III. “Naw, naw, naw!” The general glance protracted upon the good town.
AFTER the craze for sporting, the lusty Tarascon race cherishes one love: ballad-singing. There’s no believing what a quantity of ballads is used up in that little region. All the sentimental stuff turning into sere and yellow leaves in the oldest portfolios, are to be found in full pristine lustre in Tarascon. Ay, the entire collection. Every family has its own pet, as is known to the town.
For instance, it is an established fact that this is the chemist Bezuquet’s family’s:
“Thou art the fair star that I adore!”
The gunmaker Costecalde’s family’s:
“Would’st thou come to the land Where the log-cabins rise?”
The official registrar’s family’s:
“If I wore a coat of invisible green, Do you think for a moment I could be seen?”
And so on for the whole of Tarascon. Two or three times a week there were parties where they were sung. The singularity was their being always the same, and that the honest Tarasconers had never had an inclination to change them during the long, long time they had been harping on them. They were handed down from father to son in the families, without anybody improving on them or bowdlerising them: they were sacred. Never did it occur to Costecalde’s mind to sing the Bezuquets’, or the Bezuquets to try Costecalde’s . And yet you may believe that they ought to know by heart what they had been singing for two-score years! But, nay! everybody stuck to his own,and they were all contented.
In ballad-singing, as in cap-popping, Tartarin was still the foremost. His superiority over his fellow-townsmen consisted in his not having any one song of his own, but in knowing the lot, the whole, mind you! But — there’s a but — it was the devil’s own work to get him to sing them.
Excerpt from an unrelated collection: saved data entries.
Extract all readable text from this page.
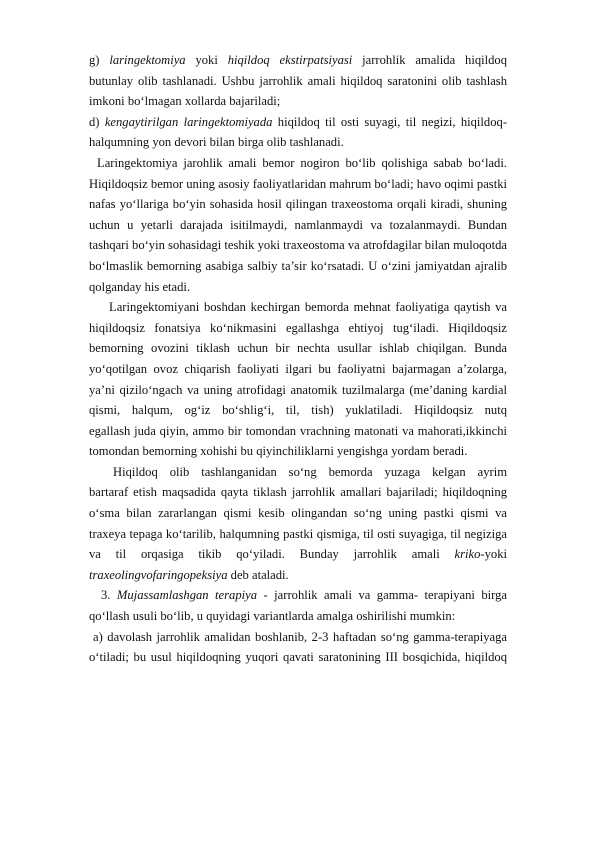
g) laringektomiya yoki hiqildoq ekstirpatsiyasi jarrohlik amalida hiqildoq
butunlay olib tashlanadi. Ushbu jarrohlik amali hiqildoq saratonini olib tashlash
imkoni bo‘lmagan xollarda bajariladi;
d) kengaytirilgan laringektomiyada hiqildoq til osti suyagi, til negizi, hiqildoq-
halqumning yon devori bilan birga olib tashlanadi.
Laringektomiya jarohlik amali bemor nogiron bo‘lib qolishiga sabab bo‘ladi.
Hiqildoqsiz bemor uning asosiy faoliyatlaridan mahrum bo‘ladi; havo oqimi pastki
nafas yo‘llariga bo‘yin sohasida hosil qilingan traxeostoma orqali kiradi, shuning
uchun u yetarli darajada isitilmaydi, namlanmaydi va tozalanmaydi. Bundan
tashqari bo‘yin sohasidagi teshik yoki traxeostoma va atrofdagilar bilan muloqotda
bo‘lmaslik bemorning asabiga salbiy ta’sir ko‘rsatadi. U o‘zini jamiyatdan ajralib
qolganday his etadi.
Laringektomiyani boshdan kechirgan bemorda mehnat faoliyatiga qaytish va
hiqildoqsiz fonatsiya ko‘nikmasini egallashga ehtiyoj tug‘iladi. Hiqildoqsiz
bemorning ovozini tiklash uchun bir nechta usullar ishlab chiqilgan. Bunda
yo‘qotilgan ovoz chiqarish faoliyati ilgari bu faoliyatni bajarmagan a’zolarga,
ya’ni qizilo‘ngach va uning atrofidagi anatomik tuzilmalarga (me’daning kardial
qismi, halqum, og‘iz bo‘shlig‘i, til, tish) yuklatiladi. Hiqildoqsiz nutq
egallash juda qiyin, ammo bir tomondan vrachning matonati va mahorati,ikkinchi
tomondan bemorning xohishi bu qiyinchiliklarni yengishga yordam beradi.
Hiqildoq olib tashlanganidan so‘ng bemorda yuzaga kelgan ayrim
bartaraf etish maqsadida qayta tiklash jarrohlik amallari bajariladi; hiqildoqning
o‘sma bilan zararlangan qismi kesib olingandan so‘ng uning pastki qismi va
traxeya tepaga ko‘tarilib, halqumning pastki qismiga, til osti suyagiga, til negiziga
va til orqasiga tikib qo‘yiladi. Bunday jarrohlik amali kriko-yoki
traxeolingvofaringopeksiya deb ataladi.
3. Mujassamlashgan terapiya - jarrohlik amali va gamma- terapiyani birga
qo‘llash usuli bo‘lib, u quyidagi variantlarda amalga oshirilishi mumkin:
a) davolash jarrohlik amalidan boshlanib, 2-3 haftadan so‘ng gamma-terapiyaga
o‘tiladi; bu usul hiqildoqning yuqori qavati saratonining III bosqichida, hiqildoq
Surfeited early in life with his drawing-room successes, our hero preferred by far burying himself in his hunting story-books, or spending the evening at the club, to making a personal exhibition before a Nimes piano between a pair of home-made candles. These musical parades seemed beneath him. Nevertheless, at whiles, when there was a harmonic party at Bezuquet’s, he would drop into the chemist’s shop, as if by chance, and, after a deal of pressure, consent to do the grand duo in Robert le Diable with old Madame Bezuquet. Whoso never heard that never heard anything! For my part, even if I lived a hundred years, I should always see the mighty Tartarin solemnly stepping up to the piano, setting his arms akimbo, working up his tragic mien, and, beneath the green reflection from the show-bottles in the window, trying to give his pleasant visage the fierce and satanic expression of Robert the Devil. Hardly would he fall into position before the whole audience would be shuddering with the foreboding that something uncommon was at hand. After a hush, old Madame Bezuquet would commence to her own accompaniment:
“Robert, my love is thine!
To thee I my faith did plight,
Thou seest my affright —
Mercy for thine own sake,
And mercy for mine!”
In an undertone she would add: “Now, then, Tartarin!” Whereupon Tartarin of Tarascon, with crooked arms, clenched fists, and quivering nostrils, would roar three times in a formidable voice, rolling like a thunderclap in the bowels of the instrument:
“No! no! no!” which, like the thorough southerner he was, he pronounced nasally as “Naw! naw! naw!” Then would old Madame Bezuquet again sing:
“Mercy for thine own sake,
And mercy for mine!”
“Naw! naw! naw!” bellowed Tartarin at his loudest, and there the gem ended.
Not long, you see; but it was so handsomely voiced forth, so clearly gesticulated, and so diabolical, that a tremor of terror overran the chemist’s shop, and the “Naw! naw! naw!” would be encored several times running.
Upon this Tartarin would sponge his brow, smile on the ladies, wink to the sterner sex, and withdraw upon his triumph to go remark at the club with a trifling, offhand air:
“I have just come from the Bezuquets’, where I was forced to sing ’em the duo from Robert le Diable.”
The cream of the joke was that he really believed it!